Sneakerheads, rejoice. There’s a new place online to come together with other like-minded footwear lovers. Gemr, founded in 2013, is a social marketplace where users can share and sell a range of unique and collectible items online.
Gemr offers “clubs” where users can display their collections and discuss them with others who share an interest in that area. Clubs range in subject—there’s WWE memorabilia, Legos, Transformers, Power Rangers, and even fine art and antique dolls.
In the sneakers club, users can showcase and discuss their sneaker collections. The site allows users to buy, sell, or trade items as well as use its “CrowdScore” tool to allow other users to give their sneakers a valuation.
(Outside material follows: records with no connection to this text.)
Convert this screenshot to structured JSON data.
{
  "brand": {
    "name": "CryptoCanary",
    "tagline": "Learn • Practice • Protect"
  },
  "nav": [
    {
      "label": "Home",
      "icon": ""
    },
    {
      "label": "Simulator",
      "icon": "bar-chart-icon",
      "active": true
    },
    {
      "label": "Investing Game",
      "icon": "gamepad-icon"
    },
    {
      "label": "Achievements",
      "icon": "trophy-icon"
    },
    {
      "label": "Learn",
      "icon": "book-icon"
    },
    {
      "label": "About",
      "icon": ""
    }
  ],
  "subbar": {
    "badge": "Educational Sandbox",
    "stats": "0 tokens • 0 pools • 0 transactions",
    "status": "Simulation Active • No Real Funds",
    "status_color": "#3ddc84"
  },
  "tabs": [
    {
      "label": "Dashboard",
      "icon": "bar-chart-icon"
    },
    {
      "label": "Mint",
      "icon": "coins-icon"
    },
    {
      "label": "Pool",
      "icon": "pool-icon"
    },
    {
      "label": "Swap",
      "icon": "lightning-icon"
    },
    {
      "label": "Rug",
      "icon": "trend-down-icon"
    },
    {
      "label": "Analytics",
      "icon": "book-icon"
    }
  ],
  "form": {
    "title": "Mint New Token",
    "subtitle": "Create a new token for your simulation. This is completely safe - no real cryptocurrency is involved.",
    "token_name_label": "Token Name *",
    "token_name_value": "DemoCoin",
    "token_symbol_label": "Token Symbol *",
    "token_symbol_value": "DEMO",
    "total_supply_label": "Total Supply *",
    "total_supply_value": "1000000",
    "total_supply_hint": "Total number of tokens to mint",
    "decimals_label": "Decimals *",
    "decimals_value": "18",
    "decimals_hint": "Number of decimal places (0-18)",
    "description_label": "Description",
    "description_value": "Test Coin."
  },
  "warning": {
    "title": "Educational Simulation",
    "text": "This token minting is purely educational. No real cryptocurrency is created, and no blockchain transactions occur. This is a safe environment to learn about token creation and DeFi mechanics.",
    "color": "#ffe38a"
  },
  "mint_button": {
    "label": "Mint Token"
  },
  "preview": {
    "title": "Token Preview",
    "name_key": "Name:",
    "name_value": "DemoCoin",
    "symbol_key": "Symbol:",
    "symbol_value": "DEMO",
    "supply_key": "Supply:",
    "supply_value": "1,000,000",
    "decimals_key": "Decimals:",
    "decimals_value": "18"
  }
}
In addition to the website, the Gemr app can be downloaded on iOS and Android.
True sneaker addicts might wonder how the site can confirm a pair’s authenticity. Gemr says that every user’s individual expertise allows them to come together to determine the authenticity of items on the platform. If users see sneakers they think are fake, they can comment or vote down the post.
Gemr sneaker expert Nate Keen builds and monitors the community. Keen is a former manager at Foot Locker whose interest in sneakers goes back to his youth.
Keen curates the sneaker community by bringing on new collectors, spreading interest, and keeping up with trends and major influencers. The Gemr sneaker community is one of the top five in size on the site and continues to grow.
Current items range from tons of Nike’s to Saint Laurent’s Pinaskullada low-top sneakers. Keen tells FN the most unique pair he’s seen on the site is the Nike Foamposite Galaxy. The Galaxy colorway debuted for the 2012 NBA All Star Game and immediately sold out, triggering hefty prices on secondary markets.
“After this release, it seemed like sneaker collections became totally mainstream,” says Keen. “People we hadn’t seen before were ready to line up for the next retro release no matter what it was or how it looked.”
The Foamposites were NBA player Penny Hardaway’s signature sneaker, and when Nike added the outer space theme, it caused mayhem. Keen says that the particular pair on Gemr is signed by Hardaway himself and comes with a letter of authenticity. The shoes are for sale for $1,600.
Keen tells FN he thinks the high interest in sneakers comes from their universality. “Unlike most other collections, there’s a utility factor to it—you can use them every day,” he says. “But sneakers are also a fun way to express yourself and personally, deciding which pair to lace up in the morning is one of the best parts of [my] day.”